Ende Dezember 2024 kam es in der S-Arena Göttingen auf dem 42. Einbecker Brauhaus Cup zu einem gewalttätigen Tumult.
Von Beleidigungen bis zu körperlichen Angriffen geht es im Amateurfußball immer rauer zu. Zuletzt schlug auf dem Einbecker Brauhaus Cup ein Zuschauer einen Schiedsrichter. Hat der Sport ein Gewaltproblem?
Text: Ulrich Drees | Fotos: Kristin Schild, Adobe Stock. privat
Von Beleidigungen über Diskriminierungen bis zu Fausthieben. Gewalt im Amateurfußball kann viele Formen annehmen. Ein genauerer Blick auf das, was sich im vergangenen Dezember während des Einbecker Brauhaus Cups in der Sparkassen-Arena ereignete, verdeutlicht die Komplexität der Situation.

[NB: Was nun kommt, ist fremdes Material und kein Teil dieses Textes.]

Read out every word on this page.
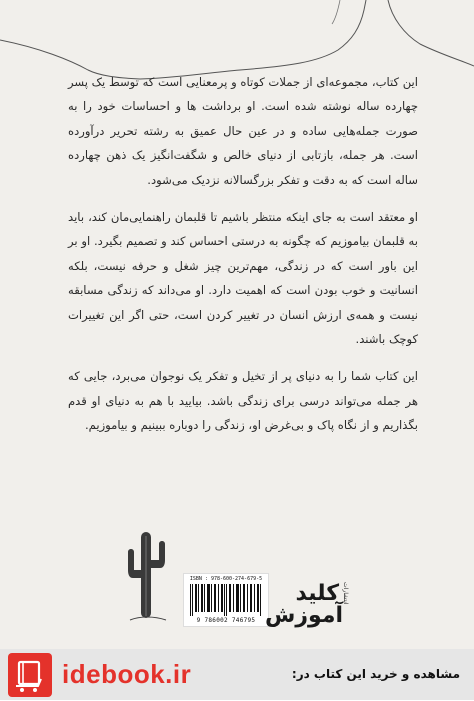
این کتاب، مجموعه‌ای از جملات کوتاه و پرمعنایی است که توسط یک پسر چهارده ساله نوشته شده است. او برداشت ها و احساسات خود را به صورت جمله‌هایی ساده و در عین حال عمیق به رشته تحریر درآورده است. هر جمله، بازتابی از دنیای خالص و شگفت‌انگیز یک ذهن چهارده ساله است که به دقت و تفکر بزرگسالانه نزدیک می‌شود.

او معتقد است به جای اینکه منتظر باشیم تا قلبمان راهنمایی‌مان کند، باید به قلبمان بیاموزیم که چگونه به درستی احساس کند و تصمیم بگیرد. او بر این باور است که در زندگی، مهم‌ترین چیز شغل و حرفه نیست، بلکه انسانیت و خوب بودن است که اهمیت دارد. او می‌داند که زندگی مسابقه نیست و همه‌ی ارزش انسان در تغییر کردن است، حتی اگر این تغییرات کوچک باشند.

این کتاب شما را به دنیای پر از تخیل و تفکر یک نوجوان می‌برد، جایی که هر جمله می‌تواند درسی برای زندگی باشد. بیایید با هم به دنیای او قدم بگذاریم و از نگاه پاک و بی‌غرض او، زندگی را دوباره ببینیم و بیاموزیم.

ISBN : 978-600-274-679-5
9 786002 746795
انتشارات
کلید
آموزش
idebook.ir	مشاهده و خرید این کتاب در:
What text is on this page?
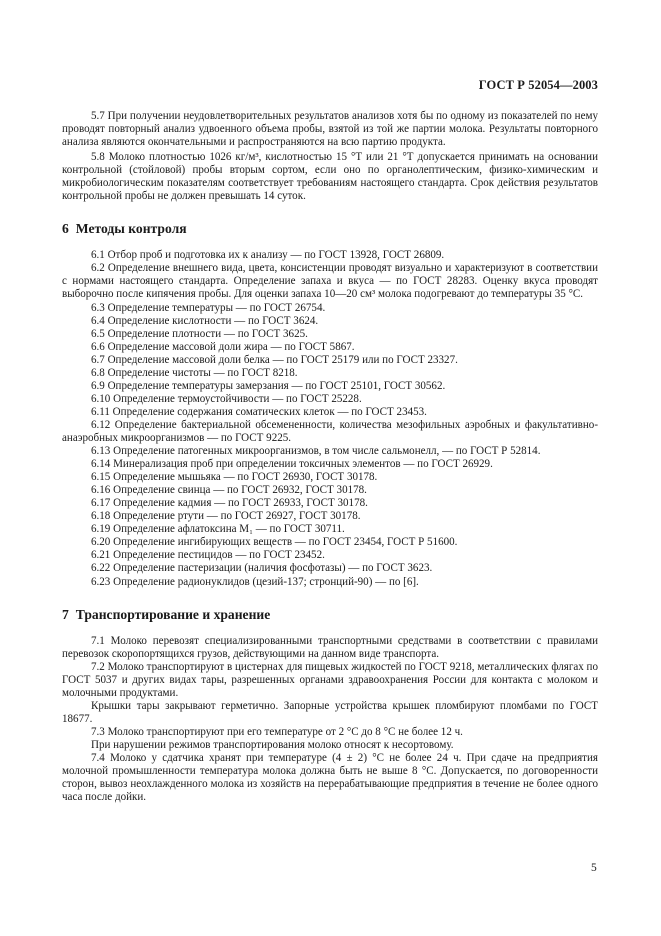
ГОСТ Р 52054—2003

5.7 При получении неудовлетворительных результатов анализов хотя бы по одному из показателей по нему проводят повторный анализ удвоенного объема пробы, взятой из той же партии молока. Результаты повторного анализа являются окончательными и распространяются на всю партию продукта.

5.8 Молоко плотностью 1026 кг/м³, кислотностью 15 °Т или 21 °Т допускается принимать на основании контрольной (стойловой) пробы вторым сортом, если оно по органолептическим, физико-химическим и микробиологическим показателям соответствует требованиям настоящего стандарта. Срок действия результатов контрольной пробы не должен превышать 14 суток.

6 Методы контроля

6.1 Отбор проб и подготовка их к анализу — по ГОСТ 13928, ГОСТ 26809.

6.2 Определение внешнего вида, цвета, консистенции проводят визуально и характеризуют в соответствии с нормами настоящего стандарта. Определение запаха и вкуса — по ГОСТ 28283. Оценку вкуса проводят выборочно после кипячения пробы. Для оценки запаха 10—20 см³ молока подогревают до температуры 35 °С.

6.3 Определение температуры — по ГОСТ 26754.

6.4 Определение кислотности — по ГОСТ 3624.

6.5 Определение плотности — по ГОСТ 3625.

6.6 Определение массовой доли жира — по ГОСТ 5867.

6.7 Определение массовой доли белка — по ГОСТ 25179 или по ГОСТ 23327.

6.8 Определение чистоты — по ГОСТ 8218.

6.9 Определение температуры замерзания — по ГОСТ 25101, ГОСТ 30562.

6.10 Определение термоустойчивости — по ГОСТ 25228.

6.11 Определение содержания соматических клеток — по ГОСТ 23453.

6.12 Определение бактериальной обсемененности, количества мезофильных аэробных и факультативно-анаэробных микроорганизмов — по ГОСТ 9225.

6.13 Определение патогенных микроорганизмов, в том числе сальмонелл, — по ГОСТ Р 52814.

6.14 Минерализация проб при определении токсичных элементов — по ГОСТ 26929.

6.15 Определение мышьяка — по ГОСТ 26930, ГОСТ 30178.

6.16 Определение свинца — по ГОСТ 26932, ГОСТ 30178.

6.17 Определение кадмия — по ГОСТ 26933, ГОСТ 30178.

6.18 Определение ртути — по ГОСТ 26927, ГОСТ 30178.

6.19 Определение афлатоксина М₁ — по ГОСТ 30711.

6.20 Определение ингибирующих веществ — по ГОСТ 23454, ГОСТ Р 51600.

6.21 Определение пестицидов — по ГОСТ 23452.

6.22 Определение пастеризации (наличия фосфотазы) — по ГОСТ 3623.

6.23 Определение радионуклидов (цезий-137; стронций-90) — по [6].

7 Транспортирование и хранение

7.1 Молоко перевозят специализированными транспортными средствами в соответствии с правилами перевозок скоропортящихся грузов, действующими на данном виде транспорта.

7.2 Молоко транспортируют в цистернах для пищевых жидкостей по ГОСТ 9218, металлических флягах по ГОСТ 5037 и других видах тары, разрешенных органами здравоохранения России для контакта с молоком и молочными продуктами.

Крышки тары закрывают герметично. Запорные устройства крышек пломбируют пломбами по ГОСТ 18677.

7.3 Молоко транспортируют при его температуре от 2 °С до 8 °С не более 12 ч.

При нарушении режимов транспортирования молоко относят к несортовому.

7.4 Молоко у сдатчика хранят при температуре (4 ± 2) °С не более 24 ч. При сдаче на предприятия молочной промышленности температура молока должна быть не выше 8 °С. Допускается, по договоренности сторон, вывоз неохлажденного молока из хозяйств на перерабатывающие предприятия в течение не более одного часа после дойки.

5
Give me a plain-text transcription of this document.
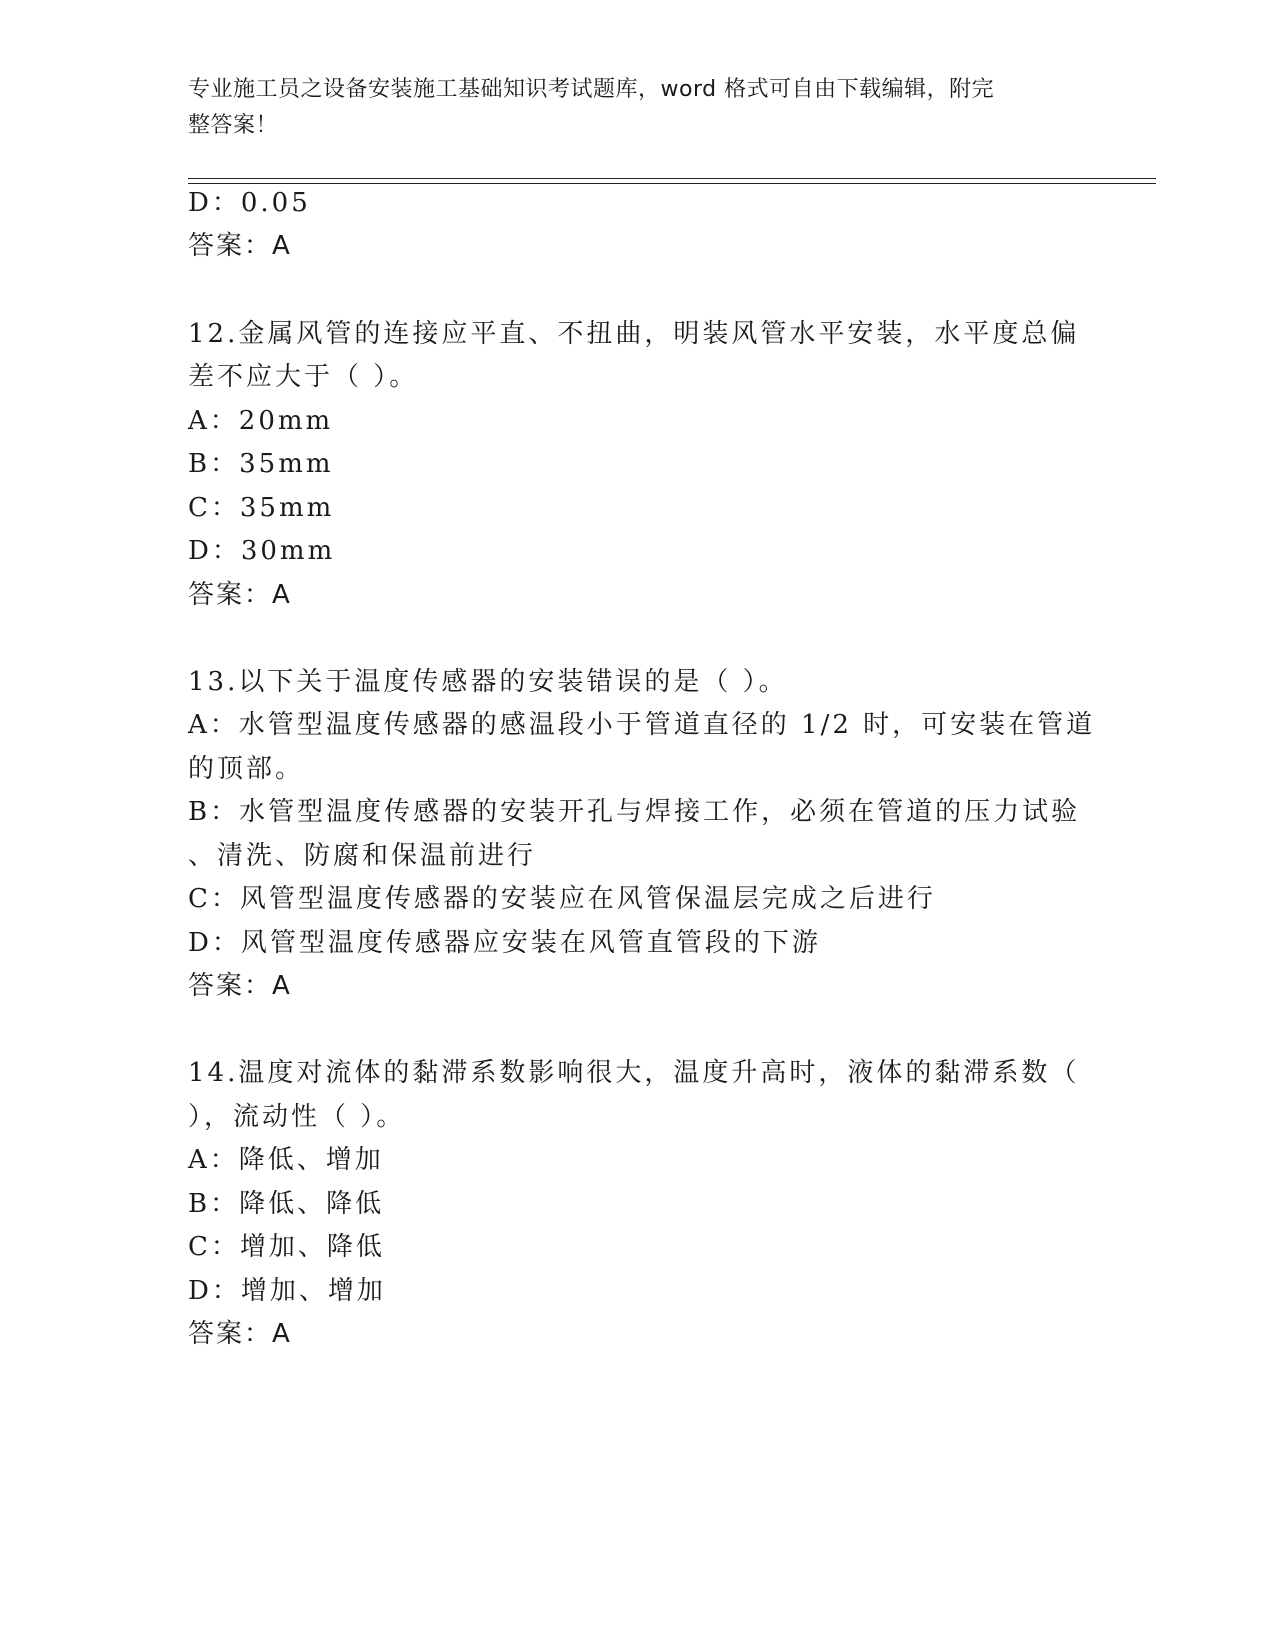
专业施工员之设备安装施工基础知识考试题库，word 格式可自由下载编辑，附完
整答案！
D：0.05
答案：A
12.金属风管的连接应平直、不扭曲，明装风管水平安装，水平度总偏
差不应大于（ ）。
A：20mm
B：35mm
C：35mm
D：30mm
答案：A
13.以下关于温度传感器的安装错误的是（ ）。
A：水管型温度传感器的感温段小于管道直径的 1/2 时，可安装在管道
的顶部。
B：水管型温度传感器的安装开孔与焊接工作，必须在管道的压力试验
、清洗、防腐和保温前进行
C：风管型温度传感器的安装应在风管保温层完成之后进行
D：风管型温度传感器应安装在风管直管段的下游
答案：A
14.温度对流体的黏滞系数影响很大，温度升高时，液体的黏滞系数（
），流动性（ ）。
A：降低、增加
B：降低、降低
C：增加、降低
D：增加、增加
答案：A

Tumult in der Sparkassen-Arena >>> Nach einem Spiel zwischen Sparta Göttingen und dem Bovender SV, bei dem es um das Vorrunden-Aus ging, kam es im Dezember letzten Jahres auf dem Einbecker Brauhaus Cup in der Sparkassen-Arena zu einem Tumult am Tisch der Turnierleitung. Spieler von Sparta Göttingen beschwerten sich über unfaire Entscheidungen durch die verantwortliche Schiedsrichterin, die im Verlauf des Turniers drei Spiele mit Sparta-Beteiligung gepfiffen hatte. Durch aus Sicht der Spieler zu harte Zeitstrafen, beispielsweise deshalb, weil ein eingewechselter Sparta-Spieler über die Bande aufs Feld gesprungen war, habe der Verein den Vorrundenentscheid letztlich deutlich verloren. Im Verlauf des nur wenige Minuten währenden Tumults, der von Videokameras aufgezeichnet wurde, gelangten von der Zuschauertribüne her Sparta-Fans zum Geschehen – ob vorbei an den Ordnern des eingesetzten Sicherheitsdienstes oder nicht wird unterschiedlich berichtet. Nach schweren Beleidigungen gegen die Schiedsrichterin seitens der Sparta-Spieler zeigte ein hinzugekommener Schiedsrichter dann einem der Spieler eine rote Karte, woraufhin ihn einer der Fans, ein naher Verwandter des Spielers, ins Gesicht schlug.
Daraufhin ließen die Turnier-Veranstalter Thorsten Tunkel (SVG) und Lutz Renneberg (FC Grone) über den Sicherheitsdienst die Polizei rufen, die in der Folge Ermittlungen wegen einfacher Körperverletzung und Beleidigung aufnahm. Nach dem Angriff weigerten sich die Schiedsrichter, das letzte Spiel des Abends zwischen Weende und Hettensen zu leiten, da sie ihre Sicherheit auf dem Turnier nicht mehr gewährleistet sahen. Eine Betreuerin musste einspringen. Im weiteren Verlauf schlossen die Vereine SVG und FC Grone die drei Sparta-Spieler sowie deren Anhänger im Zuschauerbereich lebenslang von dem Freundschafts-Turnier und den vereinseigenen Fußballplätzen in Göttingen aus.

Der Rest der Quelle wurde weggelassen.